Further, I implemented and validated the UC-Check paper on target systems. This involved reproducing the steps outlined in the research paper and verifying the effectiveness of the attack in extracting sensitive information from the micro-op cache. This hands-on experience demonstrates my expertise in microarchitectural analysis and my ability to apply theoretical research to real-world scenarios.

Digital Security Research Center, TII

Security Engineer (Part-time)

As a Security Engineer, I conducted extensive fuzz testing on a variety of open-source libraries, parsers, and programs using AFLPlusPlus, an advanced fuzzing tool that intelligently generates test inputs to uncover vulnerabilities. To ensure isolation and reproducibility, each library was fuzzed within its own dedicated Docker container environment, configured with different sanitizers to detect memory errors and undefined behaviors.

In parallel, I delved into the inner workings of QEMU, a versatile emulator capable of running code for different architectures on various platforms. I studied the various components of QEMU’s emulation framework to understand how it could be leveraged for fuzzing purposes. Specifically, I explored emulation-based fuzzing, a technique that uses emulation to execute the code in a controlled environment, making it easier to identify vulnerabilities that might be difficult to trigger in a real-world scenario.

To expand my skillset of vulnerability discovery, I experimented with various symbolic and taint analysis tools.

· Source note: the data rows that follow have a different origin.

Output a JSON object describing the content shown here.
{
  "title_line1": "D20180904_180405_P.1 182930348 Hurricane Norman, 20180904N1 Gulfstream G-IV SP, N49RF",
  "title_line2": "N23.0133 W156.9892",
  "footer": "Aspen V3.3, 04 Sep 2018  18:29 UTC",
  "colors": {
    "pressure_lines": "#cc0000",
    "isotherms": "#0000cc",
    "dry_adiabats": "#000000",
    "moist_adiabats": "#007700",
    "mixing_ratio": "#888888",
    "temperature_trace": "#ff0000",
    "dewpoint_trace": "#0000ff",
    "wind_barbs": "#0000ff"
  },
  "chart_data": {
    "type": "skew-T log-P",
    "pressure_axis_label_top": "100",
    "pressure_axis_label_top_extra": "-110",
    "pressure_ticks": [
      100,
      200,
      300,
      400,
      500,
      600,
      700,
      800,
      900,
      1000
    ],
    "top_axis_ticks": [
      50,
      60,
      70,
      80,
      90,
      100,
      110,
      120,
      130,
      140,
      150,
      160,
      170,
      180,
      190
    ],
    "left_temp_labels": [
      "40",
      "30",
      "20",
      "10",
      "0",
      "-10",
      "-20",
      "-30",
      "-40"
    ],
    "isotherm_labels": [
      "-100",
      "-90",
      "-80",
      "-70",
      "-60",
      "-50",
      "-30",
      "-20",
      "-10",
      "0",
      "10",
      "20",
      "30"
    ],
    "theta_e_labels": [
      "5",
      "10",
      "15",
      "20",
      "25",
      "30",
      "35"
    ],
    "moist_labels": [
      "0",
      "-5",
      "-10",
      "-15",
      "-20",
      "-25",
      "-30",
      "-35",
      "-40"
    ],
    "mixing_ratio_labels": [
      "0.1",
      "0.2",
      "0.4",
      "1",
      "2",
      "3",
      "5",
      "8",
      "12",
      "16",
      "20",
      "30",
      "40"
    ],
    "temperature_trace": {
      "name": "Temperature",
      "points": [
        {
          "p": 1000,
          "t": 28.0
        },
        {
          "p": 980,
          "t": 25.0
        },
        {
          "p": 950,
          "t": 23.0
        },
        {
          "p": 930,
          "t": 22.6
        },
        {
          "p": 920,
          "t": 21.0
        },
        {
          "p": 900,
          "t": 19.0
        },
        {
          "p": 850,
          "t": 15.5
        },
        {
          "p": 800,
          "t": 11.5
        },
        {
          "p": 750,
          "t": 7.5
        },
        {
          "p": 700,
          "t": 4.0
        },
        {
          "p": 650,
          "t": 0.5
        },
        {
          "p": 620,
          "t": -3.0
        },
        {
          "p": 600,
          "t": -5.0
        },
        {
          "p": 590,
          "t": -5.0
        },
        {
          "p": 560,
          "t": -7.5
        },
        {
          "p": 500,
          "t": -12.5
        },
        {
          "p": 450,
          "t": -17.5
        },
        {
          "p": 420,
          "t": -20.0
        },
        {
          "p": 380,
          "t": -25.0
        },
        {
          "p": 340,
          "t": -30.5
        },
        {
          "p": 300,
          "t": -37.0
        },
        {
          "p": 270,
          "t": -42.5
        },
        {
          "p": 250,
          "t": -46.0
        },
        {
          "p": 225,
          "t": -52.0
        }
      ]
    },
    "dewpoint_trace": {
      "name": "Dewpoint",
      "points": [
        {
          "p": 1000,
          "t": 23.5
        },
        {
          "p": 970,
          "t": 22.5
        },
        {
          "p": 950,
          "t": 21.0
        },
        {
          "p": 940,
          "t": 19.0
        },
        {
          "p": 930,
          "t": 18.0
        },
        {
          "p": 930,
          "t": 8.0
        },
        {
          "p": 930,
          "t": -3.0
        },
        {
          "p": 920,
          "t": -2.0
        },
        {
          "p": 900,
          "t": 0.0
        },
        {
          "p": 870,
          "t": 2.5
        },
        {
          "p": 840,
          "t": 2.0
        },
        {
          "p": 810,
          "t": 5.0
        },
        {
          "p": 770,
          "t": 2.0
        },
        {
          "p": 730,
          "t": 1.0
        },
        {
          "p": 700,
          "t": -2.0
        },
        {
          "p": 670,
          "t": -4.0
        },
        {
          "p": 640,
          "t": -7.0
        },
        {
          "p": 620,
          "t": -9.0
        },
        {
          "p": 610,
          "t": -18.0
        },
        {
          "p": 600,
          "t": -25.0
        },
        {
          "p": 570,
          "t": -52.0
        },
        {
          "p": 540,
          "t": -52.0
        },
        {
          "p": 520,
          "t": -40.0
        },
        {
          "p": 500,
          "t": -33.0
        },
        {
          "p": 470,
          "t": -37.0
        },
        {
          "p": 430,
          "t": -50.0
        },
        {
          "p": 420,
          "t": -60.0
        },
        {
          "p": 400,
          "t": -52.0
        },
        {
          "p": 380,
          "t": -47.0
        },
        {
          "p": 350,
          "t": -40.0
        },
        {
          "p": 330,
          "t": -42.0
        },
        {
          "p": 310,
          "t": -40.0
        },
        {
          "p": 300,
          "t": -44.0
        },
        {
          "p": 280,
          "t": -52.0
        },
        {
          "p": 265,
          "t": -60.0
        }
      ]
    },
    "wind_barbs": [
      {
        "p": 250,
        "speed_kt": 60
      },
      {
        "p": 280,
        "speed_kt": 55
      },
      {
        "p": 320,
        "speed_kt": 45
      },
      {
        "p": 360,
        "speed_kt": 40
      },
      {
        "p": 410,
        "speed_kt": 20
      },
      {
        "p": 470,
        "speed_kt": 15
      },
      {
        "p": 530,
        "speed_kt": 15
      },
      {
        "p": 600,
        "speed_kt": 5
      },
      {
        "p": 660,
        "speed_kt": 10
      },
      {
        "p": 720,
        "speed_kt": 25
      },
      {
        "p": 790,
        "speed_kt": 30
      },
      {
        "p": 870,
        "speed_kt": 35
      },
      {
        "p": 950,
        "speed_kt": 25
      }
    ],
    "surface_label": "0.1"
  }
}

Symbolic execution tools like Angr analyze program behavior by systematically exploring different execution paths, while taint analysis tools like Kirenenko and Triton track the flow of data through a program to identify potential vulnerabilities. By working with these tools, I gained valuable insights into the strengths and weaknesses of different approaches to binary analysis and vulnerability discovery.

Security Engineer (Internship)

During my internship, I developed and optimized an automated tool to assess software vulnerabilities by generating proof-of-concept (PoC) exploits. This tool streamlines the process of validating a vulnerability by crafting and executing tailored code that demonstrates the exploitability of the flaw, providing tangible evidence for remediation.

Conducted firmware analysis of embedded and IoT devices to uncover potential security weaknesses. This process involved leveraging a suite of tools, including Binwalk for extracting firmware images, Firmwalker for identifying file systems and file types within firmware, and Ghidra for disassembling and analyzing the binary code of firmware components.

Utilized various emulation frameworks such as ARM-X, Qiling, and QEMU to partially emulate the firmware of IoT devices in a controlled environment. This enabled dynamic analysis of the firmware’s behavior, facilitating the identification of vulnerabilities and potential attack vectors without the need for physical access to the device itself.